チョゴリと振袖
こんにちは皆さん、ねあです。
梅雨になり気が滅入りますが、窓越しから聞こえる雨音に不思議と癒されます。
民法改正により、2022年4月1日以降から成人年齢が18歳に引下げられましたね。私は20歳で成人した前世代なので、18歳からもう“大人”として見られると考えるとなんだか早いのではないのかと感じます。人生最初の節目と言われる成人式、大人になった折角の晴れ舞台に振袖や袴を着たのではないでしょうか。
そんな人生の節目を祝う成人式、私はある決心をしていました。
それは“成人の日に振袖とチョゴリを着る”ことです。
式自体には参加しなかったのですが、前撮りだけ振袖とチョゴリを両方着た写真をどうしても撮りたいこだわりがありました。自分のアイデンティティを主張し、受け入れたいと言う気持ちがあったからです。
日本と朝鮮の文化が入り混じった家庭だったので、誕生日を祝う習慣をどちらも受けて育ちました。一歳を迎えて祝うトルチャンチや成長を祝う年中行事の七五三も行いました。沢山の衣装に着替えて、カメラの前で立たされる時間は子供ながら苦痛に感じていたのをよく覚えてます。
10代を迎えてから、年を重ねるにつれて“見えないまま・知らないまま“でいた歴史や差別などの直面する機会が増えていきました。知らなかった事実や実態をひとつ、またひとつと知っていく度、一体“私はどちら側”なのかと自問自答しました。
日韓のミックスとして生きて、自身のアイデンティティについて悩まなかった日はなかったと思います。韓国と日本のルーツを持つ点を除けば、日本で生まれた日本人として見られるかと思います。国籍やアイデンティティを問われた時、“日本人”である事しか主張できませんでした。
何故なら“日韓ミックス”である事を主張しても“外国人扱い”か“コリアンヘイト”で差別言動が帰ってくるからです。

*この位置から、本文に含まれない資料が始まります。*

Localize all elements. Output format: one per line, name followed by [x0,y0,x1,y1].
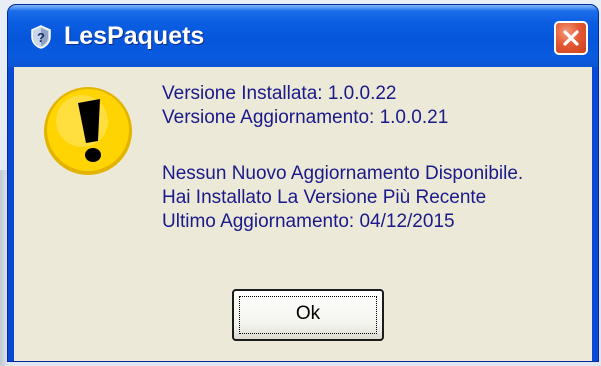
ok-button[interactable]: Ok [232,289,384,341]
installed-version-text: Versione Installata: 1.0.0.22 [162,83,397,104]
title-bar[interactable]: ? LesPaquets [8,5,598,67]
last-update-text: Ultimo Aggiornamento: 04/12/2015 [162,211,455,232]
svg-text:?: ? [37,30,45,45]
latest-installed-text: Hai Installato La Versione Più Recente [162,187,487,208]
screenshot-stage: ? LesPaquets Versione Installata: 1.0.0.… [0,0,601,366]
dialog-window: ? LesPaquets Versione Installata: 1.0.0.… [8,5,598,361]
window-title: LesPaquets [64,22,205,50]
shield-question-icon: ? [31,25,51,49]
ok-button-label: Ok [295,303,321,324]
warning-exclamation-icon [44,87,132,175]
close-icon [563,30,579,46]
no-update-text: Nessun Nuovo Aggiornamento Disponibile. [162,163,524,184]
dialog-client-area: Versione Installata: 1.0.0.22 Versione A… [14,67,592,361]
title-bar-highlight [8,5,598,11]
update-version-text: Versione Aggiornamento: 1.0.0.21 [162,107,449,128]
close-button[interactable] [554,21,588,55]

常に疑問でした、何故“アイデンティティ”を主張する事がこれほど難しいのか。
成人式を迎える年齢に近付くにつれて、“アイデンティティ”を主張する事を諦めたくない気持ちが強くなっていきました。大人なってもこの悩みを背負っていくのなら、苦しむのではなく“自分”を受け入れるケジメをつけたいと考えました。そうして具体的に考えた結果、チョゴリと振袖を着た前撮り写真を撮る事にしました。
写真を撮る為に、何軒も周ってレンタル衣装を試着して着せ替え人形の気分でした。たった数枚の写真、されど成人と言う人生の節目だからこそ撮りたい写真。そうして成人の年、私は振り袖とチョゴリを着てカメラの前に立ちました。
撮れた数枚の写真を見て、確かにそこに“私”がいました。
淡い緑色のチョゴリと鮮やかな赤色の振り袖を着て満足そうに微笑む自分がいました。成人してから少ししか経ちませんが、昔よりかは心の整理が付いたと思います。